Rahul S. Shinde, D.V.M., Ph.D.

The tumor microenvironment (TME), consisting of stroma, immune cells and extracellular matrix, is a key determinant of cancer initiation, progression and resistance to therapies. Understanding the heterogeneity of the TME and the molecular mechanisms contributing to immune responses is critical to enhance immunotherapy and prevent/overcome resistance. Macrophages are major components of the TME and regulate inflammation, angiogenesis, extracellular matrix remodeling, and T-cell suppression. Alterations in the metabolism of macrophages affect their function. Research in the Shinde lab focuses on characterizing the molecular mechanisms underlying metabolic plasticity in macrophages during tumorigenesis.

Commensal microbiota residing in the gut can also modulate the TME and affect tumor progression and response to therapy. Host, dietary and environmental factors contribute to changes in the microbiome. The lab is also interested in characterizing the healthy/symbiotic or disease-modulating/dysbiotic microbiome and its crosstalk with immunometabolism during disease development.

The first project in our laboratory seeks to understand how host metabolism impacts disease progression and therapy resistance in pancreatic cancer. Tumor metabolism in pancreatic cancer is known to be dysregulated both in neoplastic and in tumor microenvironment (TME) cells, significantly altering immune responses. Metabolic profiling has identified increased plasma levels of branched-chain amino acids (BCAA) in a variety of disorders including pancreatic ductal adenocarcinoma (PDAC). Our new work shows that transcriptional regulators of BCAA oxidation, such as Krüppel-like factors (KLF), are linked to the phenotype of tumor-associated macrophages (TAMs). This project seeks to elucidate the functional implications of KLF biology and BCAA catabolism in TAMs for driving tumor progression and resistance to therapy.

The second project in our lab investigates the connections between gut microbial metabolic pathways and therapy response. Immune responses can be altered by metabolic processes occurring outside the TME, for example, by metabolites produced by gut bacteria.
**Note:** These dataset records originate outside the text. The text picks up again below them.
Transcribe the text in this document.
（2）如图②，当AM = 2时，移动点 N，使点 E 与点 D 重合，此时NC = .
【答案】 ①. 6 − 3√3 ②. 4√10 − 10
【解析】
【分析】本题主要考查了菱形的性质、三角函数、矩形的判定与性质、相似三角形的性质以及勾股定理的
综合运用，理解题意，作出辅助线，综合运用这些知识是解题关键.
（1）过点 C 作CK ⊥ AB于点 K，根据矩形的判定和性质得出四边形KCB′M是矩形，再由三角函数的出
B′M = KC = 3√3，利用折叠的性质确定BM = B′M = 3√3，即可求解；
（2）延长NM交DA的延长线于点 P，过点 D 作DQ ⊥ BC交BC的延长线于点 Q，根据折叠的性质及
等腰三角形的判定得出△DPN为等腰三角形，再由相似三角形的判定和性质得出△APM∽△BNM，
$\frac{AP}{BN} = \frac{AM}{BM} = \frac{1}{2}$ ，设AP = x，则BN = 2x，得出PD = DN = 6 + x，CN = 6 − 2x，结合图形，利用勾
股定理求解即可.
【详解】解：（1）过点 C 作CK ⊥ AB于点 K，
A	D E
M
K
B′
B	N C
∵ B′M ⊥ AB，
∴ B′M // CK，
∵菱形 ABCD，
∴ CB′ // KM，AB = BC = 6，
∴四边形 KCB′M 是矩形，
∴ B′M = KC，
Recent studies show that particular species of gut bacteria influence PDAC outcomes and response to therapy and do so by altering innate and adaptive immunity; however, the specific mechanisms are not clear. This project seeks to identify the metabolic pathways by which the gut microbiome influences antitumor immune responses, impacting PDAC burden and therapy response.

Our studies will have potential clinical impact providing insights into previously unsuspected targets for cancer therapy. More broadly, we expect our findings to shed light on how diet, host metabolism and gut microbiome are linked in shaping immune function and therapy response.